Auf das Ende des 19. Jahrhunderts, um 1890, wird diese Weltgerichtsikone datiert. Sie zeichnet sich durch außerordentliche Feinheit und Klarheit aus, spielerische Elemente sind zurückgenommen. So sind die Arkaden kaum mit Schmuckwerk ausgestattet, und der Tondo mit Christus und Gottvater ist hier lediglich angedeutet. Beruhigend wirkt auch die einheitliche rosane Farbe der acht Arkaden. Die kleine Arbeit der Maße 72 x 58 Zentimeter, von der hier ein oberer Ausschnitt wiedergegeben ist, soll in Russland entstanden sein. Gut einhundert Jahre später stand das Werk bei einem polnischen Kunsthändler zum Verkauf an.
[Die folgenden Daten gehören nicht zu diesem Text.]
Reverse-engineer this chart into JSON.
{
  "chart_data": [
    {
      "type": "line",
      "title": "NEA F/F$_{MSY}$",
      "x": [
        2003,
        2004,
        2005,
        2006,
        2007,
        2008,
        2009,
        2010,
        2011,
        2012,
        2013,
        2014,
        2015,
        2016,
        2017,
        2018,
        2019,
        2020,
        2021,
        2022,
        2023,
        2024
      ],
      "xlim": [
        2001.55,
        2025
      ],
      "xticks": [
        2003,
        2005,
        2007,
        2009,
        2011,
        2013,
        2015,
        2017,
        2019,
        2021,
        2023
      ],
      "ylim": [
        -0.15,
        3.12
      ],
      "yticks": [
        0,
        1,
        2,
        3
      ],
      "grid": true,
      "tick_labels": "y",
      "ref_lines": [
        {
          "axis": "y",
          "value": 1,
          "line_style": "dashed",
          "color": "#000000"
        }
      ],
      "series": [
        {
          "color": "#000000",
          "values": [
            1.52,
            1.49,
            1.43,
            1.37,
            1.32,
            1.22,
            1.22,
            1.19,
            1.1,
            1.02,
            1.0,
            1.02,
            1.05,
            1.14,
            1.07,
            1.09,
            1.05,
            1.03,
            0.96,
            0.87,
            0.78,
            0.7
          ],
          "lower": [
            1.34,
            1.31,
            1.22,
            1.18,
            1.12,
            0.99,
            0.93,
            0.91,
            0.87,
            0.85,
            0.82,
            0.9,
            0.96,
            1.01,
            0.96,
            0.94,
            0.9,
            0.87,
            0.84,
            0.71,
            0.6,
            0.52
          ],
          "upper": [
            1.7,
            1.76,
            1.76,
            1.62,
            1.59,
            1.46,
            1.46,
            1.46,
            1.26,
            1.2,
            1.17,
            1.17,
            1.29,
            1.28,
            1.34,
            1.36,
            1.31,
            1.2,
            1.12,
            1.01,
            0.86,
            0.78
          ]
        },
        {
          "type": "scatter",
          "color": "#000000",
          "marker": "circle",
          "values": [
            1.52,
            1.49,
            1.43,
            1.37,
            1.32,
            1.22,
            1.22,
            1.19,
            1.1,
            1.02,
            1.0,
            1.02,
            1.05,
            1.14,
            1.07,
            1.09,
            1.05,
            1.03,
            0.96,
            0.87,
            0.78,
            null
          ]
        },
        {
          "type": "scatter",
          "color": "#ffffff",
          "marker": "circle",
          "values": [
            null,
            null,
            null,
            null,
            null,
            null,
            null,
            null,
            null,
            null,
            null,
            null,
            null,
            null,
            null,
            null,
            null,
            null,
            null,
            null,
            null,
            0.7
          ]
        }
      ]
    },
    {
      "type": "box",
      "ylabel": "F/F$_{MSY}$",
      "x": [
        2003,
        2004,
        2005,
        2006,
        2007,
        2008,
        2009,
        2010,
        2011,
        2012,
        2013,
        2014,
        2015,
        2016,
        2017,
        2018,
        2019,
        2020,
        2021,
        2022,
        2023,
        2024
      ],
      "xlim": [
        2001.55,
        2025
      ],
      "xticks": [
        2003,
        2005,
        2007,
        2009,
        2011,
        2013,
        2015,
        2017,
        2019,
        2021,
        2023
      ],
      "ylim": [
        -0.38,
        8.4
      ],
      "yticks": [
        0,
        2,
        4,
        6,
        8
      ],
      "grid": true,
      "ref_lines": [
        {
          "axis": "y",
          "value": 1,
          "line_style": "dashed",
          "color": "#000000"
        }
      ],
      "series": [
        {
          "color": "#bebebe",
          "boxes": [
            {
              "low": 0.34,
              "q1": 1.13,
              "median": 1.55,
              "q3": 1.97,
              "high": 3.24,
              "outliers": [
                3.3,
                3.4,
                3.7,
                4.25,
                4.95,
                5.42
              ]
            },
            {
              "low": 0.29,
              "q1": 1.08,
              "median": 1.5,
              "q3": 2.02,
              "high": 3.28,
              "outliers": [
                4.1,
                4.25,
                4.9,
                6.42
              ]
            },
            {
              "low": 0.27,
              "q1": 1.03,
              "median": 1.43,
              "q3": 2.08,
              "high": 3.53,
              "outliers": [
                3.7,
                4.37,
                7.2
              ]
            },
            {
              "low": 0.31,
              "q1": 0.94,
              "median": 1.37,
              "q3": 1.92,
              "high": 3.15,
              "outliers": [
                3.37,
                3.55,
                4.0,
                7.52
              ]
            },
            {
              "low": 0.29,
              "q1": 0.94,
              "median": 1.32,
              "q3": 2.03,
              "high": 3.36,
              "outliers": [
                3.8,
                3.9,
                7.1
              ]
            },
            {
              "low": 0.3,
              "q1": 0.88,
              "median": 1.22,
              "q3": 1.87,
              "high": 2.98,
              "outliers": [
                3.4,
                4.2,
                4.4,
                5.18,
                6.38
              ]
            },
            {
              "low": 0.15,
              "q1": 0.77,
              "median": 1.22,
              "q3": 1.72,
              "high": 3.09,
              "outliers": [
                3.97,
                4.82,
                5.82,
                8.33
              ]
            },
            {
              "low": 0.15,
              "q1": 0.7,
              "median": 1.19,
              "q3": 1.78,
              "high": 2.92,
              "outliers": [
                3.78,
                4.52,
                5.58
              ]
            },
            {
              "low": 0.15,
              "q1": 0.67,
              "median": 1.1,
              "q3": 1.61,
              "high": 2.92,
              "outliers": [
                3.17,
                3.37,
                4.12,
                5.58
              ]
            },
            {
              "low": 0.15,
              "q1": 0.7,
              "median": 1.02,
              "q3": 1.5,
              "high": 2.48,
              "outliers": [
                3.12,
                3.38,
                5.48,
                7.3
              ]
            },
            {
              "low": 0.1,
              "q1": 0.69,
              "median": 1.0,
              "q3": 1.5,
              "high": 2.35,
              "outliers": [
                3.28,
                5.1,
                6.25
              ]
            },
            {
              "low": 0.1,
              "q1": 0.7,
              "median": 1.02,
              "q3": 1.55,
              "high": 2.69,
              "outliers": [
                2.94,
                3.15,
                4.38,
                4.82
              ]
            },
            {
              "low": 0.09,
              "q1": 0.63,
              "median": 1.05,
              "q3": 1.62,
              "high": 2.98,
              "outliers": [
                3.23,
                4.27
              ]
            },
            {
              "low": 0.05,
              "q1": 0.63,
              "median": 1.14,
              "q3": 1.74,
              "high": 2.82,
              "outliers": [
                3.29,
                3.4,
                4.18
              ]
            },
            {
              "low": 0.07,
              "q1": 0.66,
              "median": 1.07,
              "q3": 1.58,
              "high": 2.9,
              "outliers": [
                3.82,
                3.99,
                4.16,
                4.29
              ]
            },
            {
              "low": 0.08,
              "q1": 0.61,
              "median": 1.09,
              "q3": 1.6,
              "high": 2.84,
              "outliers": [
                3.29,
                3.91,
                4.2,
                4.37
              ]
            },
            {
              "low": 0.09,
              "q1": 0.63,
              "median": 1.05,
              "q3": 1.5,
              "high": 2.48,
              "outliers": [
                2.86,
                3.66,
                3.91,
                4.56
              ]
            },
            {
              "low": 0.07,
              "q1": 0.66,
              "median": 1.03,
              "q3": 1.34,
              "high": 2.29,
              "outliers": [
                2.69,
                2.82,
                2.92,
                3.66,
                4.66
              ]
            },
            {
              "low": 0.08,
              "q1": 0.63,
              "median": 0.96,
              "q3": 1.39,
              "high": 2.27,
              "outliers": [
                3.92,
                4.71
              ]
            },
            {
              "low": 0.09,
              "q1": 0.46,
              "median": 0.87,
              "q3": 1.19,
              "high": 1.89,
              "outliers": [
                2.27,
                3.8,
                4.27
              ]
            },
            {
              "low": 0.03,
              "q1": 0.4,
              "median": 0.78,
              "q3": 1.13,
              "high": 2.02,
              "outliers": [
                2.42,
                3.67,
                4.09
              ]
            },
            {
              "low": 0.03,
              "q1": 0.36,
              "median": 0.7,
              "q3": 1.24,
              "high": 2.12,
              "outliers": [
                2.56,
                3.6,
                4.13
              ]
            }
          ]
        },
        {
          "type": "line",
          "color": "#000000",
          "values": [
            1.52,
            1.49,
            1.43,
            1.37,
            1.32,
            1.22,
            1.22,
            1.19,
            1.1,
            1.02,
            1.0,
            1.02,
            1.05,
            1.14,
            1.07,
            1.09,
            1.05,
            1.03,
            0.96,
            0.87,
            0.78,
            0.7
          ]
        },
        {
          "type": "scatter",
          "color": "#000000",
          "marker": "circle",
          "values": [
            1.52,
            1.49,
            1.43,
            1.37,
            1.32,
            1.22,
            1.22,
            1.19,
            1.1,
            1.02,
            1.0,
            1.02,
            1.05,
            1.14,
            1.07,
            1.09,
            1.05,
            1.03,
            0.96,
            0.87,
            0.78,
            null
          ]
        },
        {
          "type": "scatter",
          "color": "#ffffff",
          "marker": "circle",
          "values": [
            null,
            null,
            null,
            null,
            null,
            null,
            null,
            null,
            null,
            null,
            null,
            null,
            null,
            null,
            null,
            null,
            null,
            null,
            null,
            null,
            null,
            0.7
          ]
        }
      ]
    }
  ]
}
Diese letzte russische Weltgerichtsdarstellungen entstand um 1990 und gehört zu einer Privatsammlung aus Israel. Sie zeigt die typischen Merkmale eines Arkadenjerusalem in hellen, fast grellen Farben, wie es Ende des 20. Jahrhunderts eine Modeerscheinung der Ikonenmalerei war. Die Pfeiler, die wir schon in rot, grau und rosa kennen, sind hier einheitlich braun. Besonders ausgeschmückt sind sie nicht, wie überhaupt diese Arbeit eine Tendenz zur Vereinfachung besitzt und sich auf die wesentlichen Bildelemente konzentriert.